The thought of our fellowship in the intercession of Jesus reminds us of what He has taught us more than once before. All these wonderful prayer-promises have the glory of God, in the manifestation of His Kingdom and the salvation of sinners, as their aim. As long as we pray chiefly for ourselves, the promises of the last night must remain a sealed book to us. The promises are given to the fruit-bearing branches of the Vine, to disciples sent into the world to live for perishing men as the Father sent Him, to His faithful servants and intimate friends who take up the work He leaves behind. Like their Lord, they have become seed-corn, losing their lives to multiply them.
Let us each find out what our work is, and which souls are entrusted to our special prayers. Let us make our intercession for them our life of fellowship with God. We will not only discover the truth to the promises of power in prayer. We will begin to realize how our abiding in Christ and His abiding in us makes us share in His own joy of blessing and saving men.

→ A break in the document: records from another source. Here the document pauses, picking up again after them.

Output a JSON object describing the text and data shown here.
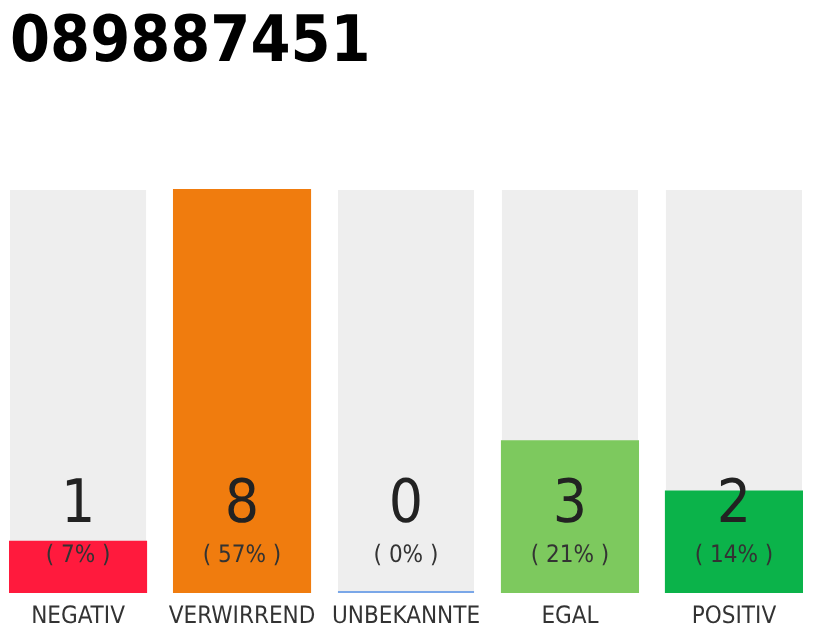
{
  "chart_data": {
    "type": "bar",
    "title": "089887451",
    "categories": [
      "NEGATIV",
      "VERWIRREND",
      "UNBEKANNTE",
      "EGAL",
      "POSITIV"
    ],
    "values": [
      1,
      8,
      0,
      3,
      2
    ],
    "colors": [
      "#ff1a3d",
      "#f07c0e",
      "#7aa7e8",
      "#7dc95e",
      "#0bb34a"
    ],
    "data_labels": true,
    "annotations": [
      "( 7% )",
      "( 57% )",
      "( 0% )",
      "( 21% )",
      "( 14% )"
    ]
  }
}
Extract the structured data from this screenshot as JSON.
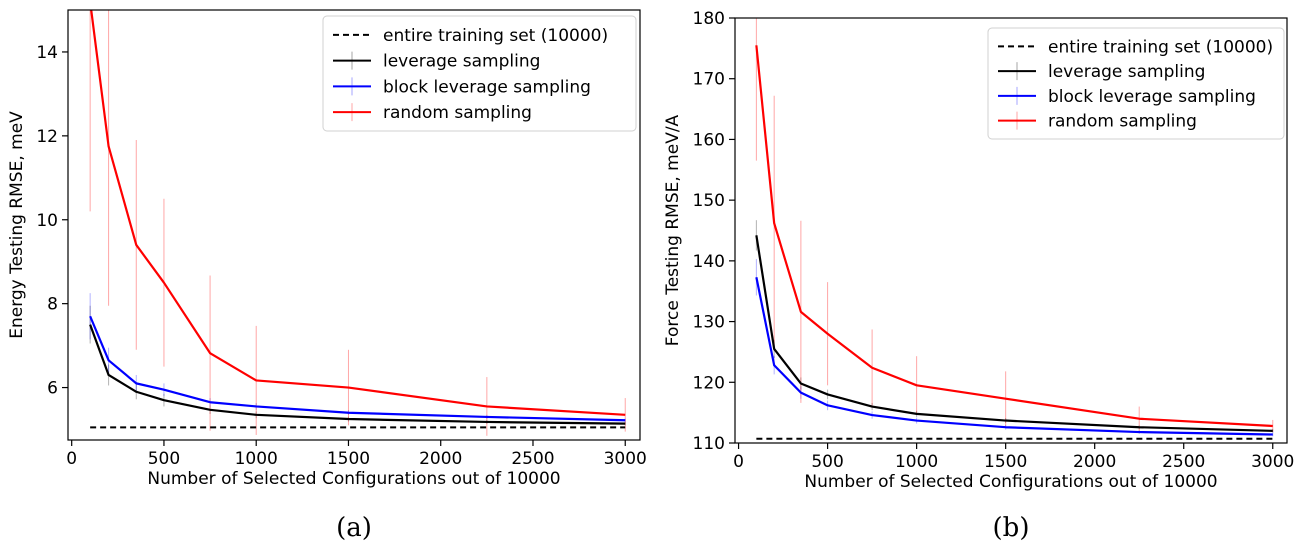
{
  "chart_data": [
    {
      "type": "line",
      "panel_label": "(a)",
      "xlabel": "Number of Selected Configurations out of 10000",
      "ylabel": "Energy Testing RMSE, meV",
      "xlim": [
        -20,
        3080
      ],
      "ylim": [
        4.75,
        15.0
      ],
      "xticks": [
        0,
        500,
        1000,
        1500,
        2000,
        2500,
        3000
      ],
      "yticks": [
        6,
        8,
        10,
        12,
        14
      ],
      "grid": false,
      "legend_position": "top-right",
      "x": [
        100,
        200,
        350,
        500,
        750,
        1000,
        1500,
        2250,
        3000
      ],
      "baseline": {
        "name": "entire training set (10000)",
        "color": "#000000",
        "style": "dashed",
        "value": 5.05
      },
      "series": [
        {
          "name": "leverage sampling",
          "color": "#000000",
          "values": [
            7.5,
            6.3,
            5.9,
            5.7,
            5.47,
            5.35,
            5.25,
            5.18,
            5.14
          ],
          "err": [
            0.45,
            0.25,
            0.18,
            0.15,
            0.1,
            0.08,
            0.06,
            0.05,
            0.04
          ]
        },
        {
          "name": "block leverage sampling",
          "color": "#0000ff",
          "values": [
            7.7,
            6.65,
            6.1,
            5.95,
            5.65,
            5.55,
            5.4,
            5.3,
            5.22
          ],
          "err": [
            0.55,
            0.3,
            0.2,
            0.15,
            0.1,
            0.08,
            0.06,
            0.05,
            0.04
          ]
        },
        {
          "name": "random sampling",
          "color": "#ff0000",
          "values": [
            15.2,
            11.75,
            9.4,
            8.5,
            6.82,
            6.17,
            6.0,
            5.55,
            5.35
          ],
          "err": [
            5.0,
            3.8,
            2.5,
            2.0,
            1.85,
            1.3,
            0.9,
            0.7,
            0.4
          ]
        }
      ]
    },
    {
      "type": "line",
      "panel_label": "(b)",
      "xlabel": "Number of Selected Configurations out of 10000",
      "ylabel": "Force Testing RMSE, meV/A",
      "xlim": [
        -20,
        3080
      ],
      "ylim": [
        110,
        180
      ],
      "xticks": [
        0,
        500,
        1000,
        1500,
        2000,
        2500,
        3000
      ],
      "yticks": [
        110,
        120,
        130,
        140,
        150,
        160,
        170,
        180
      ],
      "grid": false,
      "legend_position": "top-right",
      "x": [
        100,
        200,
        350,
        500,
        750,
        1000,
        1500,
        2250,
        3000
      ],
      "baseline": {
        "name": "entire training set (10000)",
        "color": "#000000",
        "style": "dashed",
        "value": 110.7
      },
      "series": [
        {
          "name": "leverage sampling",
          "color": "#000000",
          "values": [
            144.2,
            125.5,
            119.8,
            118.0,
            116.0,
            114.8,
            113.7,
            112.6,
            112.0
          ],
          "err": [
            2.5,
            1.5,
            1.0,
            0.8,
            0.6,
            0.5,
            0.4,
            0.3,
            0.3
          ]
        },
        {
          "name": "block leverage sampling",
          "color": "#0000ff",
          "values": [
            137.3,
            122.8,
            118.3,
            116.2,
            114.6,
            113.7,
            112.6,
            111.8,
            111.4
          ],
          "err": [
            3.0,
            1.5,
            1.0,
            0.8,
            0.6,
            0.5,
            0.4,
            0.3,
            0.3
          ]
        },
        {
          "name": "random sampling",
          "color": "#ff0000",
          "values": [
            175.5,
            146.2,
            131.6,
            128.0,
            122.4,
            119.5,
            117.3,
            114.0,
            112.8
          ],
          "err": [
            19.0,
            21.0,
            15.0,
            8.5,
            6.3,
            4.8,
            4.5,
            2.0,
            1.0
          ]
        }
      ]
    }
  ]
}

O most wonderful intercession of our Blessed Lord Jesus! We not only owe everything to that intercession, but in it we are taken up as active partners and fellow-workers! Now we understand what it is to pray in the Name of Jesus, and why it has such power. To pray in His Name, in His Spirit,in Himself, and in perfect union with Him is the active and effective intercession of Christ Jesus. When will we ever be wholly taken up into it?
Lord, teach us to pray!
Blessed Lord! In lowly adoration I again bow before You. All of Your work of redemption has now passed into prayer. You are completely occupied with praying, to maintain and dispense what You purchased with Your blood. You live to pray. And because we abide in You, we have direct access to the Father. Our lives can be lives of unceasing prayer, and the answer to our prayer is certain.
Blessed Lord! You have invited Your people to be Your fellow-workers in a life of prayer. You have united Yourself with Your people. As Your Body, they share the ministry of intercession with You. Only through this ministry can the world be filled with the fruit of Your redemption and the glory of the Father. With more liberty than ever I come to You, my Lord, and plead with You to teach me to pray. Your life is prayer; Your life is mine. Lord! Teach me to pray in You and like You.
And, O my Lord! Let me know, just as You promised Your disciples, that You are in the Father, I am in You, and You are in me. Let the uniting power of the Holy Spirit make my whole life an abiding in You and in Your intercession. May my prayer be its echo, so that the Father hears me in You and You in me. Lord Jesus! In everything, let Your mind be in me! In everything, let my life be in Y ou! In this way, I will be prepared to be the channel, Through which Your intercession pours its blessing on the world. Amen.